Payá fue al Foro de los Derechos Humanos y la Democracia de las Naciones
Unidas ubicado en Ginebra, Suiza. Allí pidió que investigaran
internacionalmente el incidente en el cual murieron su padre y Harold
Cepero, otro disidente. Cuba dice que el auto que manejaba un político
español, perdió el control y chocó contra un árbol. Payá dice que hay
pruebas que dicen que el auto fue embestido por uno de los que usa la
seguridad del Estado en Cuba.
Payá también habló con representantes del Gobierno de España y del
Parlamento Europeo. En Estados Unidos se reunió con funcionarios
públicos, miembros del Congreso y con juntas editoriales de varios
diarios importantes de país. El Washington Post respondió con un
editorial reclamando una investigación internacional del accidente en el
cual muriera su padre.
Sánchez, la primera en viajar tuvo rechazo de parte de bribones pagados
por la Embajada de Cuba en Brasil, que impidieron la presentación de una
película prohibida en Cuba. Pero a medida que su viaje de 80 días
continuaba, crecían los que iban a sus presentaciones para oírla,
hacerle preguntas y hasta para tocarla en admiración. Algunos la han
criticado. Pero para muchos ello le dio fuerza a los que todavía quieren
ver una Cuba sin los Castro.
Los exiliados más viejos, aquellos que llevan 40 o 50 años fuera de Cuba
han mantenido el sueño. Sánchez prendió la llama de nuevo en los más
jóvenes, en los recién llegados. Lo mismo ha hecho Soler, Payá y
Rodiles. Cuba de nuevo está presente en todo momento.

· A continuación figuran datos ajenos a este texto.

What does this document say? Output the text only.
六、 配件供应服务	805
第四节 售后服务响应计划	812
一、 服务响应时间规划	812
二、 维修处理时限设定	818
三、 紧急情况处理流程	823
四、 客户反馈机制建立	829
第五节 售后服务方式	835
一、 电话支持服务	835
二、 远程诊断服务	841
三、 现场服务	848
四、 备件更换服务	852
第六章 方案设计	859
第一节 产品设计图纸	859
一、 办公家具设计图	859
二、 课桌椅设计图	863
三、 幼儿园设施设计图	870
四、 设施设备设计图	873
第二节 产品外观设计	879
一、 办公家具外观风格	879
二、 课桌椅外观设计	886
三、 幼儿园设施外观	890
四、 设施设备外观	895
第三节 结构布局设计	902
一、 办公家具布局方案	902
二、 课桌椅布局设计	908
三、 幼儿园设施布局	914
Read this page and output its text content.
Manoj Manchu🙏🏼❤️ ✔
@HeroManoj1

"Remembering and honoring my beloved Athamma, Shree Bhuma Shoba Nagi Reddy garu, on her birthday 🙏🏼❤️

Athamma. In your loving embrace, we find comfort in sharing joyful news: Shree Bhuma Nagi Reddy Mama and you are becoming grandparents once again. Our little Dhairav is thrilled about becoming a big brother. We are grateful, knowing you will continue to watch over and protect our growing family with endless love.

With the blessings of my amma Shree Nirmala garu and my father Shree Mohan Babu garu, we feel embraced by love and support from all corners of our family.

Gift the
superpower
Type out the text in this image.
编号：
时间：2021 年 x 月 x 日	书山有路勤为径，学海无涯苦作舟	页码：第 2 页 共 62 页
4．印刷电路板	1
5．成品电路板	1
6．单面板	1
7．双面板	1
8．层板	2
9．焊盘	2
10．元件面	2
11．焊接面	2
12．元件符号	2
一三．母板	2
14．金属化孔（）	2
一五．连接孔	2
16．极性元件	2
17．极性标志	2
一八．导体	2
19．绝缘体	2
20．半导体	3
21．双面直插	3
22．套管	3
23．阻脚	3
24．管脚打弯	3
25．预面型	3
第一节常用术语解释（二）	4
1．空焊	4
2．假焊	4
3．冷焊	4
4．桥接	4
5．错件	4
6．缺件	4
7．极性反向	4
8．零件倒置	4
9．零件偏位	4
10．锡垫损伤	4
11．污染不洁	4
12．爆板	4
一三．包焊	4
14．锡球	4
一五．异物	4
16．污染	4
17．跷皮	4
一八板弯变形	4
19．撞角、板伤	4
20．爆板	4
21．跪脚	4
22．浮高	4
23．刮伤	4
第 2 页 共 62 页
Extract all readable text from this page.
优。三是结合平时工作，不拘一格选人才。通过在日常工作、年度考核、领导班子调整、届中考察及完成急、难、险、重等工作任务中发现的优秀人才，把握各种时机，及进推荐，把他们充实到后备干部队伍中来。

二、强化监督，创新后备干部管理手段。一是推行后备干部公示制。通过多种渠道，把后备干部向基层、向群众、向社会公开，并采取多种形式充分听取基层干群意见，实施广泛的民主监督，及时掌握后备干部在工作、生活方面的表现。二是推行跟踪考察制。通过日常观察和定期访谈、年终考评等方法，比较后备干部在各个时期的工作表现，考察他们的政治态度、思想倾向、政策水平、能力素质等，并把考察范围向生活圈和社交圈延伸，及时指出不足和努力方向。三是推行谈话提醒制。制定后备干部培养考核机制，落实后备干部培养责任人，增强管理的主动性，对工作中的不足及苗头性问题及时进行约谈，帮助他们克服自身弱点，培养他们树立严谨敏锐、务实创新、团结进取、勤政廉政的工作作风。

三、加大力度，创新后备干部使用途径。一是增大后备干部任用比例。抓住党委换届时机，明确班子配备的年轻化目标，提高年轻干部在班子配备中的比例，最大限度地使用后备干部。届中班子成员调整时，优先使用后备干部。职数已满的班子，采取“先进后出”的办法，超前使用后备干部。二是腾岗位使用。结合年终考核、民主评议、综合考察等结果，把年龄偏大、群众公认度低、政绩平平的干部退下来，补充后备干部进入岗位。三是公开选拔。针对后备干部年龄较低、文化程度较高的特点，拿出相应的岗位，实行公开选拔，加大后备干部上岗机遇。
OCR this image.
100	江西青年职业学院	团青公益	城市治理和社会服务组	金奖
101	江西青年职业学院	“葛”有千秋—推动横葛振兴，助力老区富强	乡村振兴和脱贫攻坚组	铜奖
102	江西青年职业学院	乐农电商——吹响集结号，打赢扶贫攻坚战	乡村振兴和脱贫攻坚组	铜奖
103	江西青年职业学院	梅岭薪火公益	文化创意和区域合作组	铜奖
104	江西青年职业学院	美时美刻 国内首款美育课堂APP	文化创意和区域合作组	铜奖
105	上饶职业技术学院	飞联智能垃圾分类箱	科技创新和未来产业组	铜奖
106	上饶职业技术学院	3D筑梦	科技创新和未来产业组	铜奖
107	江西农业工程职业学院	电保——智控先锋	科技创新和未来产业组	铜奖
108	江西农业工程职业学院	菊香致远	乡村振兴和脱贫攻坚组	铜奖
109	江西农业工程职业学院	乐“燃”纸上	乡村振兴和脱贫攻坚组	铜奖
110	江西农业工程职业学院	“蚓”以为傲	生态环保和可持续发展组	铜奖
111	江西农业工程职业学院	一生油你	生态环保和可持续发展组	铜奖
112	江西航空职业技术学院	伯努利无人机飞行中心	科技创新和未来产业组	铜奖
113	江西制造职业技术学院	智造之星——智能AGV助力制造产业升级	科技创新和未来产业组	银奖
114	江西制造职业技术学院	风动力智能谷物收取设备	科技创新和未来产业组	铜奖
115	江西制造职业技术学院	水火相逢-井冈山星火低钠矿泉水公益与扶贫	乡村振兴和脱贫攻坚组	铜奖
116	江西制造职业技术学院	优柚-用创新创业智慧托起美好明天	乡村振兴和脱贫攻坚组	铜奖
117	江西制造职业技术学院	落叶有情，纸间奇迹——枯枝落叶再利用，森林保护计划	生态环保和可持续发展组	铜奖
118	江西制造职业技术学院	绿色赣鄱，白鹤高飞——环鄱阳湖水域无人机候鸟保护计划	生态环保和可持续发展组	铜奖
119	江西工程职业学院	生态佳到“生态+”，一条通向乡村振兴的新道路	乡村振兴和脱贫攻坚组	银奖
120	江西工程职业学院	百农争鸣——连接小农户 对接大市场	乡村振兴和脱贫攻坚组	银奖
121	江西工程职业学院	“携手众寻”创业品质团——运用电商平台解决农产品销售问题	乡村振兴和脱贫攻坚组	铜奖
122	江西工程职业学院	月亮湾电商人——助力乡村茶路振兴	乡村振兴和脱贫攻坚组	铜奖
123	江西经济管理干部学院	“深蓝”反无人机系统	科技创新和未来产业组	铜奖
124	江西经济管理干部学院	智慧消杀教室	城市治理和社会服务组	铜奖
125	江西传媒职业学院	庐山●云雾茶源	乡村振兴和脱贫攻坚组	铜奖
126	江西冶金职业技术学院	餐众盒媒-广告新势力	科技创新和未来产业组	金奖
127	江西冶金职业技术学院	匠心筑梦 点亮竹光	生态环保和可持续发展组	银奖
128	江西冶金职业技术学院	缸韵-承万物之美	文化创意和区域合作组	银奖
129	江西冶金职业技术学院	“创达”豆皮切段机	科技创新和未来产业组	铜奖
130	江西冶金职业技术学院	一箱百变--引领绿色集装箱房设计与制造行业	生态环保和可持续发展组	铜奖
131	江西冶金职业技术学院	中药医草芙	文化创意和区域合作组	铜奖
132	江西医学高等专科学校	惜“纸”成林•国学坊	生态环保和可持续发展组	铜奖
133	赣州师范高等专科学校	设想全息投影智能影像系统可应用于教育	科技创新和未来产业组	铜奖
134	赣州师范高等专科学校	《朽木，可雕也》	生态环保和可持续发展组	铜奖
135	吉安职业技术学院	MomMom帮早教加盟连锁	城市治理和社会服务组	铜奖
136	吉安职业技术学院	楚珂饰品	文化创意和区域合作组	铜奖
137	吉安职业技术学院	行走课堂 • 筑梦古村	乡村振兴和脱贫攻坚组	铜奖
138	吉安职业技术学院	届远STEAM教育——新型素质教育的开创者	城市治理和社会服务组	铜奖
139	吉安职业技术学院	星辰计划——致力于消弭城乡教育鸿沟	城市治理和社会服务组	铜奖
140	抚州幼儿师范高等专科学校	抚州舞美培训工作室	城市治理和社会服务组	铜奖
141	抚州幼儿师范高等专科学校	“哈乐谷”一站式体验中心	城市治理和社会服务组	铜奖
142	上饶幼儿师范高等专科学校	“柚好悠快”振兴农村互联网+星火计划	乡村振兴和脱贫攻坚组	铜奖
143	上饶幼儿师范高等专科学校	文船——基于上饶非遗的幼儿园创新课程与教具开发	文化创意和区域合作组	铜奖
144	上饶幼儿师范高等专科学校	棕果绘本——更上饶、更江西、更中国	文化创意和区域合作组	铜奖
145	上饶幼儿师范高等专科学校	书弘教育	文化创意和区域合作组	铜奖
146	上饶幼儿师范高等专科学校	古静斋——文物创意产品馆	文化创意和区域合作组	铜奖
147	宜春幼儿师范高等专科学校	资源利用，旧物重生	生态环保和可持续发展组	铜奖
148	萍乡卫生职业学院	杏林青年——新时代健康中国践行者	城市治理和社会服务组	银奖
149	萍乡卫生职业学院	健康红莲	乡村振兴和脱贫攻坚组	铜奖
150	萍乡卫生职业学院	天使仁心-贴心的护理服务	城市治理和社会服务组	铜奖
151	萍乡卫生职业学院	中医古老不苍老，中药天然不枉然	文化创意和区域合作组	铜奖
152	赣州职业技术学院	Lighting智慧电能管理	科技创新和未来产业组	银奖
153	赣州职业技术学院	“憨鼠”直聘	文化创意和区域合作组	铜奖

Soler quiere que Estados Unidos y el mundo sigan presionando al Gobierno
cubano hasta que permitan una verdadera democracia, elecciones
multi-partidistas y libertad de expresión. Cantillo, una de las Damas de
Blanco que fue a Bruselas a recibir el premio Sajarov de Libertad de
Pensamiento, regresó a Cuba solo para recibir una nueva golpiza a manos
de los bribones al mando del Gobierno. Su crimen fue salir a caminar
pacíficamente después de una misa dominical en Palma Soriano, reclamando
la libertad de los presos políticos.
Rodiles, como todos ellos, ha sido recibido por clases repletas de
alumnos y personas que quieren oír su visión de los que es vivir en Cuba
hoy.
No hay encuestas para medir el impacto de la visita de estos disidentes.
Pero si Ud. está en el exilio o vive en el sur de la Florida la visita
de estos valientes cubanos lo ha impactado. Sabemos más de la lucha de
los disidentes en Cuba y buscamos nuevas maneras de ayudarlos.
El Gobierno de Cuba nunca pudo imaginarse lo que ha significado el viaje
de estas personas o nunca lo hubiera permitido.
Guillermo I. Martínez reside en el sur de la Florida.